Elzbieta Bienkowska annonçait : « Nous pouvons être fiers du succès de nos activités spatiales. L’Europe est devenue une véritable puissance spatiale. Depuis le début du mandat, j’ai eu des objectifs clairs : développer l’infrastructure en temps voulu et dans les limites du budget, livrer les premiers services et assurer un essor rapide. Aujourd’hui, nous pouvons le dire. Nous l’avons fait. Mais les efforts et l’investissement devront se poursuivre dans le cadre du nouveau programme spatial de l’UE. »

Les britanniques exclus du projet

Le satellite européen est un secteur de souveraineté central pour l’Union. Seules les entreprises des pays membres peuvent participer aux appels d’offres pour le programme Galileo.
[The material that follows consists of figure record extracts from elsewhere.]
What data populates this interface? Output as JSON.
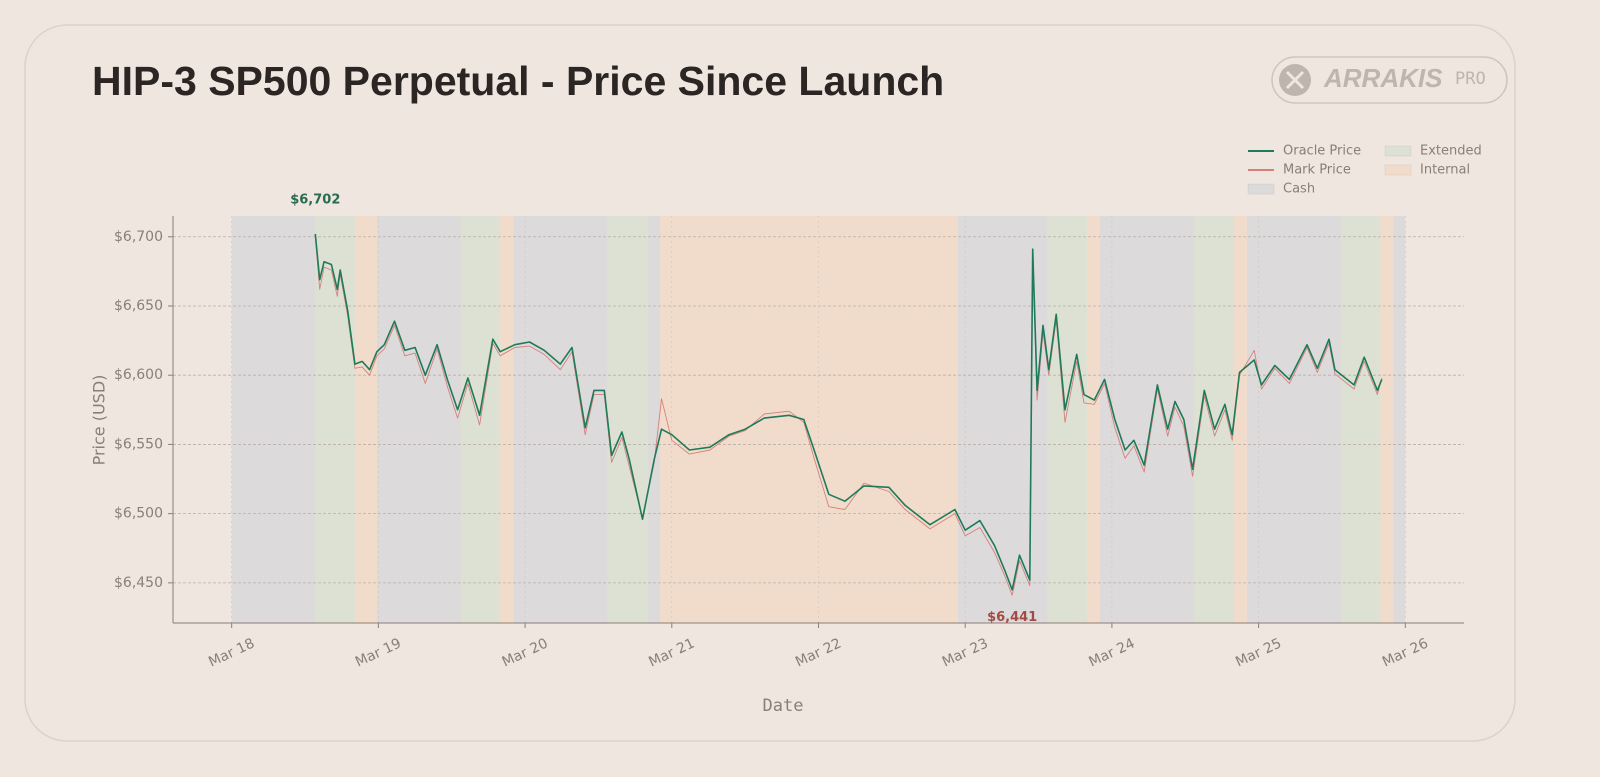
{
  "logo": {
    "name": "ARRAKIS",
    "tag": "PRO"
  },
  "chart_data": {
    "type": "line",
    "title": "HIP-3 SP500 Perpetual - Price Since Launch",
    "x_label": "Date",
    "y_label": "Price (USD)",
    "xlim": [
      17.6,
      26.4
    ],
    "xticks": [
      {
        "value": 18,
        "label": "Mar 18"
      },
      {
        "value": 19,
        "label": "Mar 19"
      },
      {
        "value": 20,
        "label": "Mar 20"
      },
      {
        "value": 21,
        "label": "Mar 21"
      },
      {
        "value": 22,
        "label": "Mar 22"
      },
      {
        "value": 23,
        "label": "Mar 23"
      },
      {
        "value": 24,
        "label": "Mar 24"
      },
      {
        "value": 25,
        "label": "Mar 25"
      },
      {
        "value": 26,
        "label": "Mar 26"
      }
    ],
    "ylim": [
      6421,
      6715
    ],
    "yticks": [
      {
        "value": 6450,
        "label": "$6,450"
      },
      {
        "value": 6500,
        "label": "$6,500"
      },
      {
        "value": 6550,
        "label": "$6,550"
      },
      {
        "value": 6600,
        "label": "$6,600"
      },
      {
        "value": 6650,
        "label": "$6,650"
      },
      {
        "value": 6700,
        "label": "$6,700"
      }
    ],
    "grid": true,
    "legend": "upper right",
    "x": [
      18.57,
      18.6,
      18.63,
      18.68,
      18.72,
      18.74,
      18.79,
      18.84,
      18.89,
      18.94,
      18.99,
      19.04,
      19.11,
      19.18,
      19.25,
      19.32,
      19.4,
      19.47,
      19.54,
      19.61,
      19.69,
      19.78,
      19.83,
      19.93,
      20.03,
      20.13,
      20.24,
      20.32,
      20.41,
      20.47,
      20.54,
      20.59,
      20.66,
      20.71,
      20.8,
      20.88,
      20.93,
      21.0,
      21.12,
      21.26,
      21.39,
      21.5,
      21.63,
      21.8,
      21.9,
      21.97,
      22.07,
      22.18,
      22.31,
      22.48,
      22.59,
      22.76,
      22.93,
      23.0,
      23.1,
      23.2,
      23.27,
      23.32,
      23.37,
      23.44,
      23.46,
      23.49,
      23.53,
      23.57,
      23.62,
      23.68,
      23.76,
      23.81,
      23.88,
      23.95,
      24.02,
      24.09,
      24.15,
      24.22,
      24.31,
      24.38,
      24.43,
      24.49,
      24.55,
      24.63,
      24.7,
      24.77,
      24.82,
      24.87,
      24.97,
      25.02,
      25.11,
      25.21,
      25.33,
      25.4,
      25.48,
      25.52,
      25.65,
      25.72,
      25.81,
      25.84
    ],
    "series": [
      {
        "name": "Oracle Price",
        "color": "#1f7a5a",
        "width": 1.6,
        "values": [
          6702,
          6669,
          6682,
          6680,
          6662,
          6676,
          6647,
          6608,
          6610,
          6604,
          6617,
          6622,
          6639,
          6618,
          6620,
          6600,
          6622,
          6597,
          6575,
          6598,
          6571,
          6626,
          6617,
          6622,
          6624,
          6618,
          6608,
          6620,
          6562,
          6589,
          6589,
          6542,
          6559,
          6539,
          6496,
          6539,
          6561,
          6557,
          6546,
          6548,
          6557,
          6561,
          6569,
          6571,
          6568,
          6546,
          6514,
          6509,
          6520,
          6519,
          6506,
          6492,
          6503,
          6488,
          6495,
          6477,
          6459,
          6445,
          6470,
          6452,
          6691,
          6589,
          6636,
          6604,
          6644,
          6575,
          6615,
          6586,
          6582,
          6597,
          6568,
          6546,
          6553,
          6535,
          6593,
          6561,
          6581,
          6568,
          6532,
          6589,
          6561,
          6579,
          6557,
          6602,
          6611,
          6593,
          6607,
          6597,
          6622,
          6605,
          6626,
          6604,
          6593,
          6613,
          6589,
          6597
        ]
      },
      {
        "name": "Mark Price",
        "color": "#d4817c",
        "width": 0.9,
        "values": [
          6700,
          6662,
          6678,
          6676,
          6657,
          6673,
          6643,
          6605,
          6606,
          6600,
          6614,
          6619,
          6636,
          6614,
          6616,
          6594,
          6619,
          6592,
          6569,
          6594,
          6564,
          6623,
          6614,
          6620,
          6621,
          6615,
          6604,
          6617,
          6557,
          6586,
          6586,
          6537,
          6555,
          6534,
          6497,
          6537,
          6583,
          6553,
          6543,
          6546,
          6556,
          6560,
          6572,
          6574,
          6566,
          6540,
          6505,
          6503,
          6522,
          6516,
          6503,
          6489,
          6500,
          6484,
          6490,
          6472,
          6455,
          6441,
          6466,
          6448,
          6685,
          6582,
          6631,
          6600,
          6640,
          6566,
          6610,
          6580,
          6579,
          6594,
          6562,
          6540,
          6549,
          6530,
          6590,
          6556,
          6577,
          6563,
          6527,
          6585,
          6556,
          6575,
          6553,
          6600,
          6618,
          6590,
          6605,
          6594,
          6620,
          6602,
          6623,
          6601,
          6590,
          6610,
          6586,
          6598
        ]
      }
    ],
    "sessions": [
      {
        "name": "Cash",
        "color": "rgba(200,205,215,0.45)",
        "ranges": [
          [
            18.0,
            18.57
          ],
          [
            18.99,
            19.56
          ],
          [
            19.92,
            20.56
          ],
          [
            20.84,
            20.92
          ],
          [
            22.95,
            23.56
          ],
          [
            23.92,
            24.56
          ],
          [
            24.92,
            25.56
          ],
          [
            25.92,
            26.0
          ]
        ]
      },
      {
        "name": "Extended",
        "color": "rgba(190,215,190,0.35)",
        "ranges": [
          [
            18.57,
            18.84
          ],
          [
            19.56,
            19.83
          ],
          [
            20.56,
            20.84
          ],
          [
            23.56,
            23.83
          ],
          [
            24.56,
            24.83
          ],
          [
            25.56,
            25.83
          ]
        ]
      },
      {
        "name": "Internal",
        "color": "rgba(245,200,170,0.35)",
        "ranges": [
          [
            18.84,
            18.99
          ],
          [
            19.83,
            19.92
          ],
          [
            20.92,
            22.95
          ],
          [
            23.83,
            23.92
          ],
          [
            24.83,
            24.92
          ],
          [
            25.83,
            25.92
          ]
        ]
      }
    ],
    "annotations": [
      {
        "text": "$6,702",
        "x": 18.57,
        "y": 6702,
        "color": "#2a6b4f",
        "position": "above"
      },
      {
        "text": "$6,441",
        "x": 23.32,
        "y": 6441,
        "color": "#a04c44",
        "position": "below"
      }
    ]
  }
}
Lorsqu’il y a deux ans les britanniques votaient en faveur d’une sortie de l’Union européenne, la réalité du Brexit n’avait pas montré toute son étendue. Les entreprises britanniques seront désormais exclues des appels d’offres de la partie cryptée de Galileo sans mécontenter Londres. Les contrats importants que l’industrie britannique avait pu obtenir sur ce projet leur seront maintenant refusés. Les autorités européennes n’acceptent effectivement pas l’accès d’un pays tiers à des informations de sécurité stratégiques pour l’Union. Le gouvernement britannique tente maintenant de faire pression dans les négociations du Brexit sur ces sujets de défense et d’industrie.

S’il est exclu de Galileo, le Royaume-Uni menace l’Union européenne de se lancer dans la construction de son propre système concurrent. Cette idée apparaît pourtant peu crédible, ni possible, au regard de son coût. Voici une autre conséquence tue et inconvenue du Brexit.